Exit Musharraf

Published August 19, 2008

IT came at 2.02pm. Three quarters of an hour into a speech that kept the nation on tenterhooks President Musharraf bowed to the inevitable and announced his resignation. Here at last was the moment the overwhelming majority of the country's politicians had been hoping for. Most will wonder why it took the president so long; some will rue the lost opportunity to impeach him. What is incontestable is that the country must move on from this crisis quickly. The four-party coalition at the centre told the country in no uncertain terms that governance would be impossible in the shadow of President Musharraf.

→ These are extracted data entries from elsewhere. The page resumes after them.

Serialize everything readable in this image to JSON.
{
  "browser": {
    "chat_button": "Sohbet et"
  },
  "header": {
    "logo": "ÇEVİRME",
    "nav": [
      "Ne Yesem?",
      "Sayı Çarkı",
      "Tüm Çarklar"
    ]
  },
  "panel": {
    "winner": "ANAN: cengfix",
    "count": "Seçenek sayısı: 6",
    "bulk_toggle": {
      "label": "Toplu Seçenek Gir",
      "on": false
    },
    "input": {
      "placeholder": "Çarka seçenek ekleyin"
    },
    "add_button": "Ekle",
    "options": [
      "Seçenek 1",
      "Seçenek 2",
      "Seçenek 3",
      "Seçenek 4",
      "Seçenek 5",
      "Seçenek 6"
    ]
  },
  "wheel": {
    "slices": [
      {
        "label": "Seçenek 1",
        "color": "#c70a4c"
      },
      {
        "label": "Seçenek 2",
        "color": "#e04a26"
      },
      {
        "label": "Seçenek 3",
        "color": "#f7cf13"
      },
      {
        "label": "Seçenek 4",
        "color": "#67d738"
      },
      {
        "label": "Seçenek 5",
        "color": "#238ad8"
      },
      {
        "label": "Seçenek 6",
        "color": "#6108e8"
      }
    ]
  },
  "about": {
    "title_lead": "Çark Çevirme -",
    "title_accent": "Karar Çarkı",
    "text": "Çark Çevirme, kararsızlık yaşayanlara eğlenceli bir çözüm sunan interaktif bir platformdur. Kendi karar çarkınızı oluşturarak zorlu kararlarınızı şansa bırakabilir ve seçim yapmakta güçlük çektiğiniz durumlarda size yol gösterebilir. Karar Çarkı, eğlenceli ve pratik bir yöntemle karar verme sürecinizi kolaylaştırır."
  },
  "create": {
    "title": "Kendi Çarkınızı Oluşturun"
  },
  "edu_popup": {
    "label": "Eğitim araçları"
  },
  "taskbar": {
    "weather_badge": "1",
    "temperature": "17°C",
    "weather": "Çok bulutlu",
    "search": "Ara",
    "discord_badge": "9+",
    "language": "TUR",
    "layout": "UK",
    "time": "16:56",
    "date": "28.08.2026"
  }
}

Now that that hurdle has removed itself, the field is open for the politicians to address the most pressing problems facing the nation. Determining what the priorities ought to be is not difficult militancy, the economy and relations with India and Afghanistan need to be addressed urgently. Solutions, however, may prove more elusive. Indeed the nature of the problems is such that they may get worse before they get better. But at the very least the politicians must show the same purpose and focus in dealing with these problems that they have demonstrated in taking on the president.

Immediately, however, two issues will need to be addressed. First is the restoration of the non-functional judges of the superior courts. The judicial crisis, which was the catalyst of the president's downfall, needs to be resolved clearly, unambiguously and quickly. Second is the election of a new president. According to the constitution the president has enormous powers that reach deep within the institutions of the state which makes it a highly coveted post. The coalition must quickly nominate and elect a joint-candidate as president and avoid lengthy political bargaining.

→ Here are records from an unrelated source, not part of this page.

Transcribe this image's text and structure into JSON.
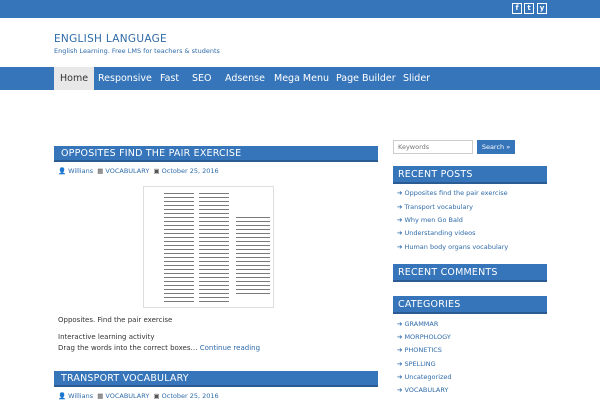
{
  "site": {
    "title": "ENGLISH LANGUAGE",
    "tagline": "English Learning. Free LMS for teachers & students"
  },
  "social": {
    "facebook": "f",
    "twitter": "t",
    "youtube": "y"
  },
  "nav": [
    "Home",
    "Responsive",
    "Fast",
    "SEO",
    "Adsense",
    "Mega Menu",
    "Page Builder",
    "Slider"
  ],
  "posts": [
    {
      "title": "OPPOSITES FIND THE PAIR EXERCISE",
      "author": "Willians",
      "category": "VOCABULARY",
      "date": "October 25, 2016",
      "excerpt_line1": "Opposites. Find the pair exercise",
      "excerpt_line2": "Interactive learning activity",
      "excerpt_line3": "Drag the words into the correct boxes…",
      "more": "Continue reading"
    },
    {
      "title": "TRANSPORT VOCABULARY",
      "author": "Willians",
      "category": "VOCABULARY",
      "date": "October 25, 2016"
    }
  ],
  "search": {
    "placeholder": "Keywords",
    "button": "Search »"
  },
  "sidebar": {
    "recent_posts_title": "RECENT POSTS",
    "recent_posts": [
      "Opposites find the pair exercise",
      "Transport vocabulary",
      "Why men Go Bald",
      "Understanding videos",
      "Human body organs vocabulary"
    ],
    "recent_comments_title": "RECENT COMMENTS",
    "categories_title": "CATEGORIES",
    "categories": [
      "GRAMMAR",
      "MORPHOLOGY",
      "PHONETICS",
      "SPELLING",
      "Uncategorized",
      "VOCABULARY"
    ]
  },
  "colors": {
    "brand": "#3675ba",
    "brand_dark": "#2a5c93",
    "link": "#2f6ba9"
  }
}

At this point it is inevitable that attention will also turn to a preliminary assessment of President Musharraf's legacy. Indeed the ex-president spent a significant portion of his farewell speech recounting his economic, social and political record. The economy was a central plank of the Musharraf era and the president emphasised the strong macroeconomic figures that existed as recently as last December. Undeniably the country's economic indicators improved dramatically on Mr Musharraf's watch over the anaemic, dangerously low levels of the 1990s. It is also true that the downturn over the last year has an international element which has buffeted the economies of other developing, non-oil-producing countries. However, economists point out that the economic model adopted by Mr Musharraf's handpicked technocrats was a consumption boom that relied on easy credit fuelled by the inflow of dollars and global liquidity. When the spigot was shut off, Pakistan found itself much more economically vulnerable than it would have been if headline growth had not been the focus of economic policy. There is also the question of the stagnation of the rural economy, which supports over 40 per cent of the labour force, on the president's watch. The spectacular increase in taxation revenue (from Rs350bn in 1999 to Rs1 trillion last year) is another achievement of the Musharraf era. However, it has been achieved by indirect taxes, which disproportionately affect the poor, and meaningful tax reform has remained elusive. Pakistan's tax-to-GDP ratio of 10 per cent is still one of the lowest in the region and the tax base is abysmally small.

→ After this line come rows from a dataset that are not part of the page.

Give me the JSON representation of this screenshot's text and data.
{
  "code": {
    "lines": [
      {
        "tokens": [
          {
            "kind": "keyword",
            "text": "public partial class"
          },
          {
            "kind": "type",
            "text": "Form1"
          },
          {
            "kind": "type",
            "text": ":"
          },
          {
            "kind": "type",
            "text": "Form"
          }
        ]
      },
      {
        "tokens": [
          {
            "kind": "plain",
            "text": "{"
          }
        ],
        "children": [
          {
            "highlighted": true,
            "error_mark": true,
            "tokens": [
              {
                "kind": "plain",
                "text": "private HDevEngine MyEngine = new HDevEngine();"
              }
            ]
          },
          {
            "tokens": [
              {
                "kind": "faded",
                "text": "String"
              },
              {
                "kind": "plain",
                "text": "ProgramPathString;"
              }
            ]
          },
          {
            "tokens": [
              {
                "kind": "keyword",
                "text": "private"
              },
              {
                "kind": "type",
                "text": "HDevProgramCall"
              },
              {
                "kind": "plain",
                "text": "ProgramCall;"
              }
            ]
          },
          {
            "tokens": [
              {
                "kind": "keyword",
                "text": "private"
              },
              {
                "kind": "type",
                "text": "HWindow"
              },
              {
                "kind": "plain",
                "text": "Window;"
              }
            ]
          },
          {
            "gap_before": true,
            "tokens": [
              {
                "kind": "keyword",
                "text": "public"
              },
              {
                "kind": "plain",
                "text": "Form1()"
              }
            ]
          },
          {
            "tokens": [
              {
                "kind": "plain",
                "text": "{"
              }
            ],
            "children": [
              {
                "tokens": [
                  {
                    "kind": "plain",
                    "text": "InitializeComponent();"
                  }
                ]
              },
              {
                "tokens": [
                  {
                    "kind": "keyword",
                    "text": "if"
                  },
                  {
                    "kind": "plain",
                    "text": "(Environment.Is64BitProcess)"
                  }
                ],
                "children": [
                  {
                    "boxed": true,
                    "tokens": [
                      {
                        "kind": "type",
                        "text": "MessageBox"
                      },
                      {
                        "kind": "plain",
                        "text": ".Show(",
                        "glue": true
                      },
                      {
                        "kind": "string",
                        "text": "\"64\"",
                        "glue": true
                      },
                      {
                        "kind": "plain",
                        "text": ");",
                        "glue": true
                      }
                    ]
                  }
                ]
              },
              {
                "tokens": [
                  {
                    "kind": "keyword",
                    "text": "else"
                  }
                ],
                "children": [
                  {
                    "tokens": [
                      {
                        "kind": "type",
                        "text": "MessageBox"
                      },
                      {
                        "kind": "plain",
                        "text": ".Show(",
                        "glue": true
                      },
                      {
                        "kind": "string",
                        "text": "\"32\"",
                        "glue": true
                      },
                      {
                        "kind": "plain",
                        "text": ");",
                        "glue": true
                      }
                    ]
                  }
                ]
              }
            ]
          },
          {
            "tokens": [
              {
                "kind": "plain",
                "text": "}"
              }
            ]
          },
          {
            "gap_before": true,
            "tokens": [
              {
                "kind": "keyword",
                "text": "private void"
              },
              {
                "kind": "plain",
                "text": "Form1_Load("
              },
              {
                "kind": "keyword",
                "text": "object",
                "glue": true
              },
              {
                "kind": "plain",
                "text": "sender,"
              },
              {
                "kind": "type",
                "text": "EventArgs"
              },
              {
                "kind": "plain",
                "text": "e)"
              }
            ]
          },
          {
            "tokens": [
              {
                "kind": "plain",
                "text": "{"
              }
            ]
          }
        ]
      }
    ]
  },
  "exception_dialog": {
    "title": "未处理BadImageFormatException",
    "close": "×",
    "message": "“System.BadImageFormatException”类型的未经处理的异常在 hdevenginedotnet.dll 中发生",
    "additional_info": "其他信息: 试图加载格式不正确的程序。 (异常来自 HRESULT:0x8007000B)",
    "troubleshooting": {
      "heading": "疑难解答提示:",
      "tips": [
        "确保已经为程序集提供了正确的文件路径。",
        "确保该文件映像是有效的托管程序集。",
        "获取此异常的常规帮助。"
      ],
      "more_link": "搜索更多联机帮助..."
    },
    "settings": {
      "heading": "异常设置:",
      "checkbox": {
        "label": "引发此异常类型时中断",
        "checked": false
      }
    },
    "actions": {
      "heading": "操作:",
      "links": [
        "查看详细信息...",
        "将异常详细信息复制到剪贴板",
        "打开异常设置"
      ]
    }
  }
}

On the development side, the Public Sector Development Programme (PSDP) registered a manifold increase but the capacity to utilise the funds remains poor. The space for women and minorities to participate in the political process has been enhanced over the last eight years, but no meaningful legal reform to improve their plight took place. The Women's Protection Act was a watered-down version of its original draft; however, it did have the salutary effect of initiating a national debate on the right to amend the Islamic laws on the books, which were strictly off-limits before. The media has broken new ground in the Musharraf-era, unwittingly demonstrating this by its vociferous criticism of the president's attempts to muzzle it late into his rule. On all these counts President Musharraf's record has been mixed. However, Mr Musharraf was an unqualified failure when it came to developing the non-economic institutions of the state. Few could argue that on the general's watch parliament, the judiciary, the bureaucracy or the police improved. In the end it is perhaps this failure more than anything else that led to his downfall.